Value a Buy-Out Clause

Hello,

Asking WSO to think through this with me. How would you value a future buy-out clause in a contract today? I.e. Company X can purchase Company Y's equity in five years for a payment of $XXX today.

Or -- would a better way to structure it be something along the lines of:

"Company X can purchase Company Y's equity in five years at a price subject to a third party appraiser at the time of the buyout."

I'm trying to think through the value of including this option in a JV relationship today. What - if any -** monetary value should this type of option warrant** (outside of the future equity purchase). Thanks for helping me think about this. Hope this is clear.

4 Comments
 
Most Helpful

Your description isn't entirely clear. Does the company you're valuing already hold some kind of option, or it is looking at different ways to lock in an equity purchase and you want to compare the valuation implications?

Regardless, I would probably use black-scholes, with comparable companies' volatility (assuming your target co doesn't have publicly traded equity).

If you want to compare that to your option b - company can buy the target at a future appraised price, then I think you run out the target projections, and PV the cash flows and/or apply an average comparable co multiple to the expiration year's earnings or ebitda or whatever, and pick the price you would offer today to generate your target IRR

 

Thanks, FellowTraveler ... this is helpful.

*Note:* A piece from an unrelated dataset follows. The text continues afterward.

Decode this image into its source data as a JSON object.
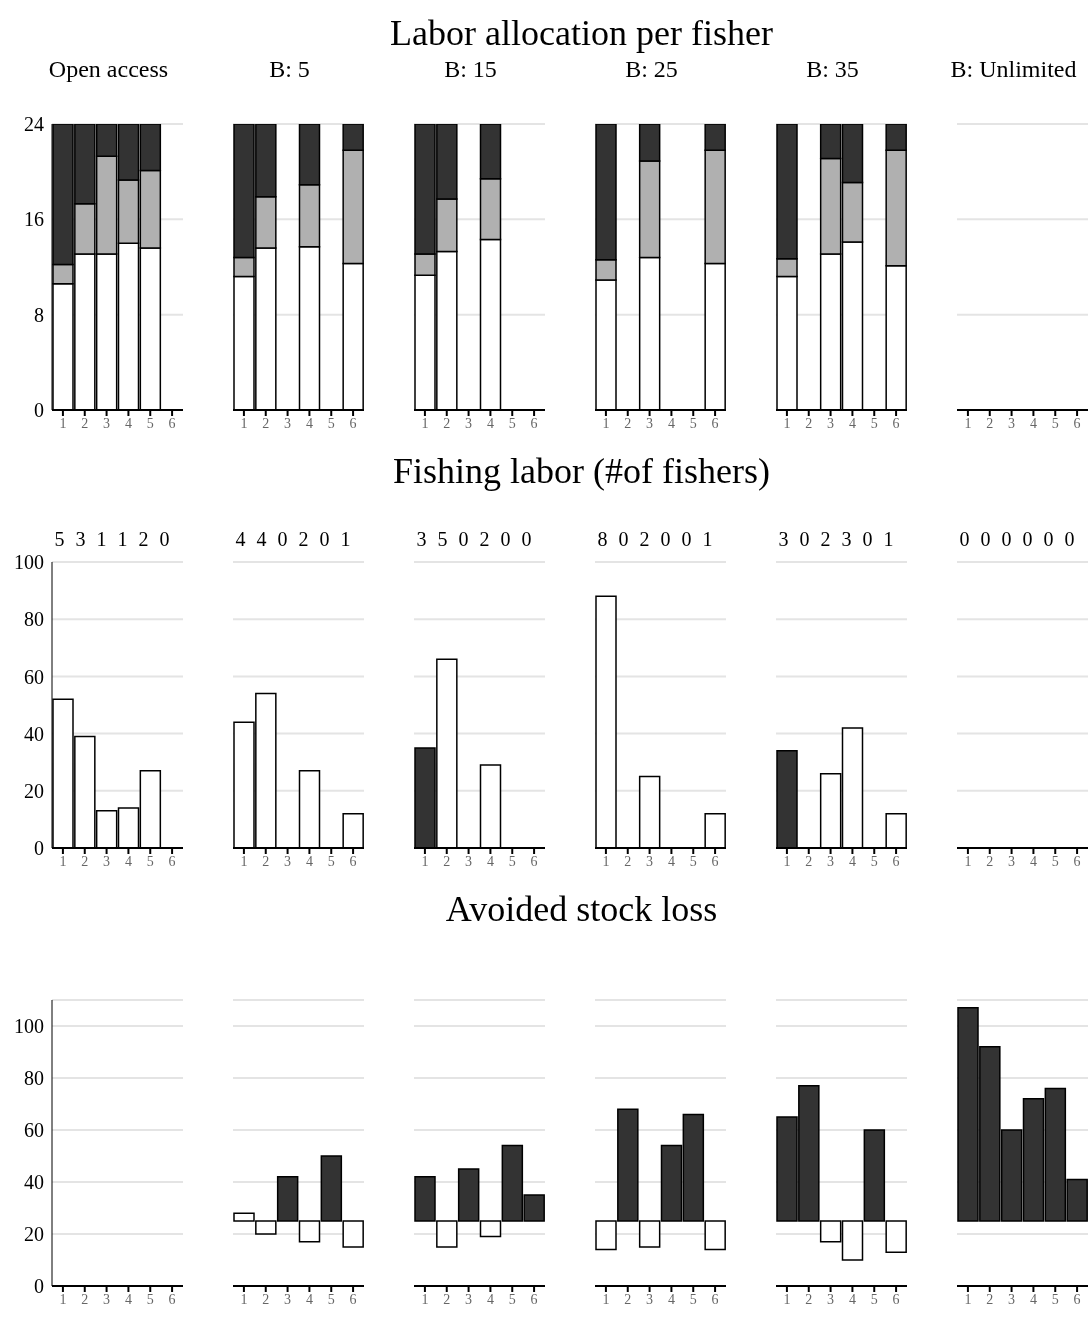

To clarify: This is currently a JV relationship with no buyout options / clauses from either party. The latter part of your first statement is accurate - looking at the valuation / financial implications of including this type of clause as an incentive.

EDIT: After some reflection (and googling)... the black-scholes model with comparable companies' volatility is likely the key here. Thanks again, FellowTraveler! Really appreciate it.